Em diferentes momentos Lis demonstrou grande preocupação sobre a decisão que
deveria tomar ao final do ano sobre a aprovação ou retenção de Diego. No mês de setembro já
antecipava esta questão, dizendo que tinha muita dúvida sobre o que seria melhor para este
aluno, pois se por um lado já havia sido retido e refeito a 4ª série, por outro sentia que ele
seria “engolido” pela 5ª série.
Este exemplo torna claro que todas as ações e decisões da professora estabelecem
diálogos com as necessidades que identifica em cada aluno. Maldonado (2002) avalia que a
relação dos professores com os alunos assumem um lugar central nas decisões docentes e que
o conhecimento que os professores têm sobre seus alunos assumem relevância fundamental
para saber o que fazer no ensino. A autora concebe as decisões docentes como produto de
apropriações culturais e de construção coletiva na situação local.
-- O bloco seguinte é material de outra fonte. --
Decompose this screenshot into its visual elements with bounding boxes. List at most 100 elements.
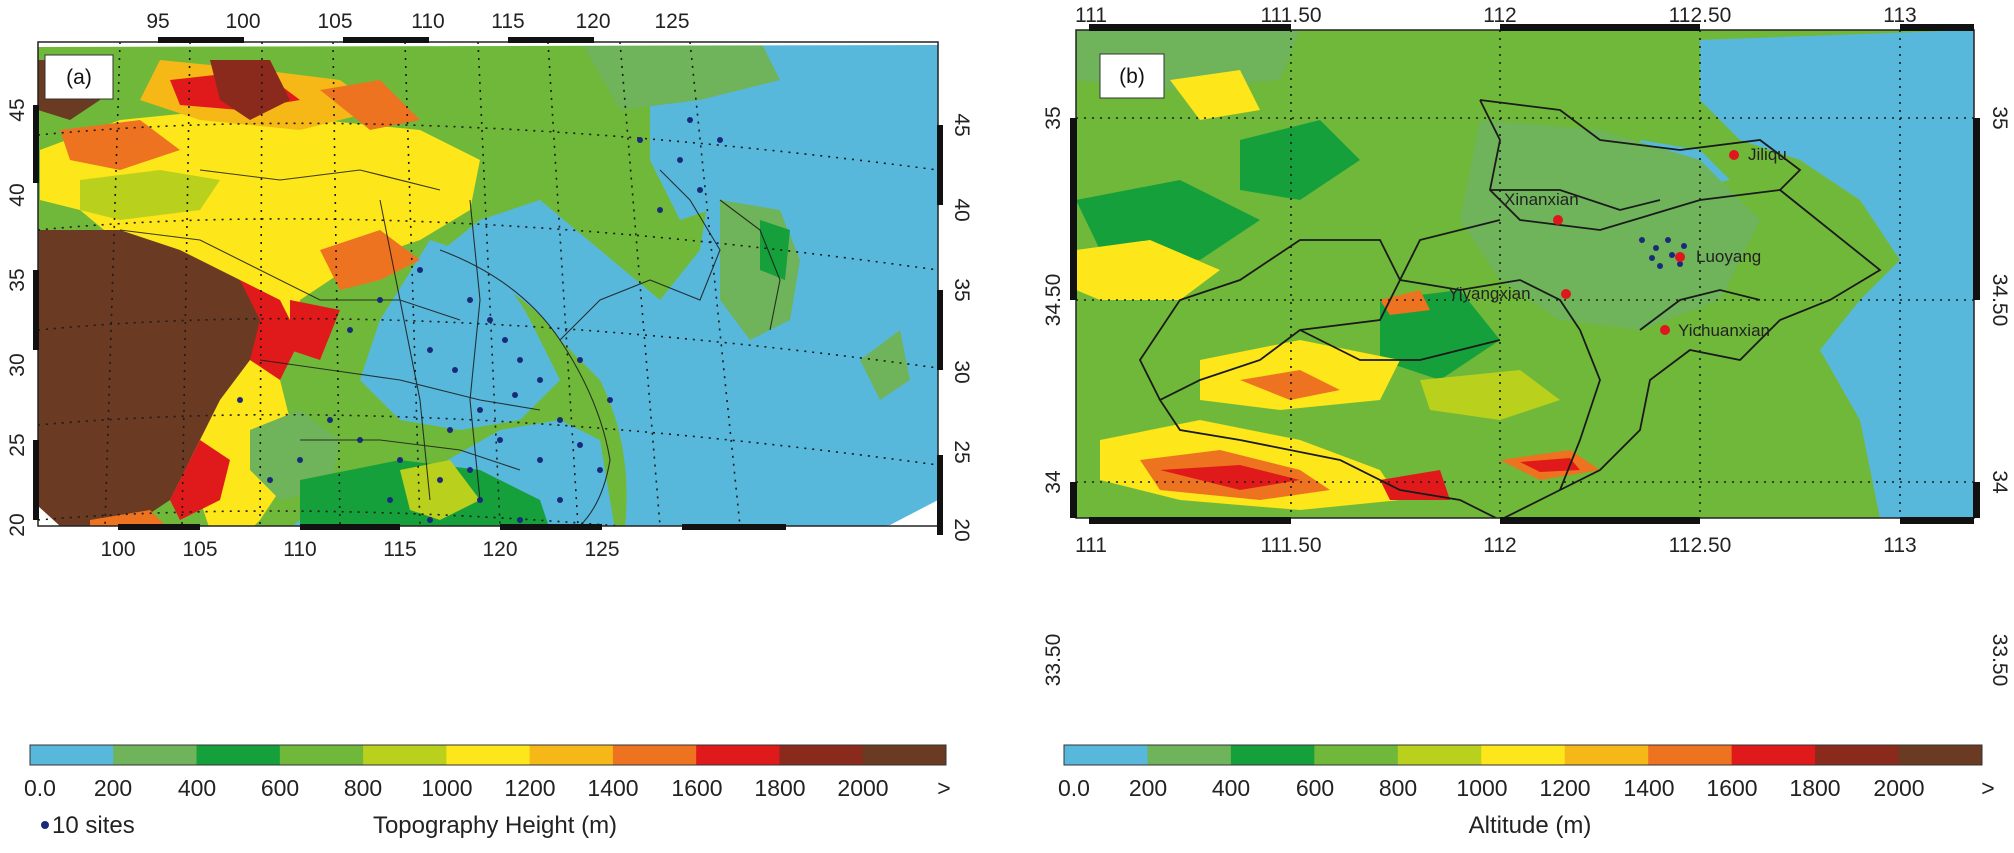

Em minha perspectiva, as decisões dos professores no ensino são parte dos saberes docentes cuja construção não implica somente processos cognitivos individuais, mas que se inscrevem no processo histórico local da relação cotidiana entre professores e alunos. Nesta história, os professores vão construindo um conhecimento particular sobre seus alunos, vão reelaborando suas crenças pedagógicas e seus valores sobre os conteúdos e as formas de ensinar, entre outras coisas (MALDONADO, 2002, p.98).
112
Relacionado ao conhecimento particular que a professora participante da pesquisa foi
construindo sobre seus alunos, identificamos na prática docente de Lis o saber avaliar focando
os avanços dos alunos em relação aos seus conhecimentos anteriores. Nos diálogos com Lis a
respeito dos alunos com dificuldades, observamos que sua avaliação sempre considerava dois
aspectos do desempenho do aluno: o resultado da comparação com o nível de aprendizagem
dos outros alunos de 4ª série e da comparação com os conhecimentos que o aluno possuía
anteriormente. A partir disto, observamos que a ênfase é colocada nos avanços que o aluno
obtém se comparado consigo mesmo. Desta forma, cada avanço do aluno é valorizado, como
no caso de Josiane, aluna que possuía maiores dificuldades na turma, e a respeito de quem Lis
falava abordando sempre seus avanços, ainda que pequenos, em relação à aprendizagem dos
números, por exemplo.
Outro saber docente relacionado com a dimensão individual no trabalho com os alunos
relaciona-se à percepção de Lis acerca das defasagens de conhecimentos escolares dos alunos
e a compreensão dos conhecimentos individuais de cada aluno. Observamos uma situação em
que ao identificar que um aluno não compreendia conceitos básicos de matemática
necessários ao entendimento de determinado problema, Lis retoma a explicação destes
conceitos. Ensinando como resolver problemas que envolviam a operação de multiplicação
por dois números, por exemplo, Lis percebe a necessidade de retomar os conceitos de
unidade, dezena, centena e unidade de milhar, para explicar a decomposição de números,
conhecimento necessário para compreender o resultado da multiplicação por um número
composto de dezenas. Analisamos que a prática docente se estrutura em torno do diálogo com
as necessidades individuais de aprendizagem dos alunos.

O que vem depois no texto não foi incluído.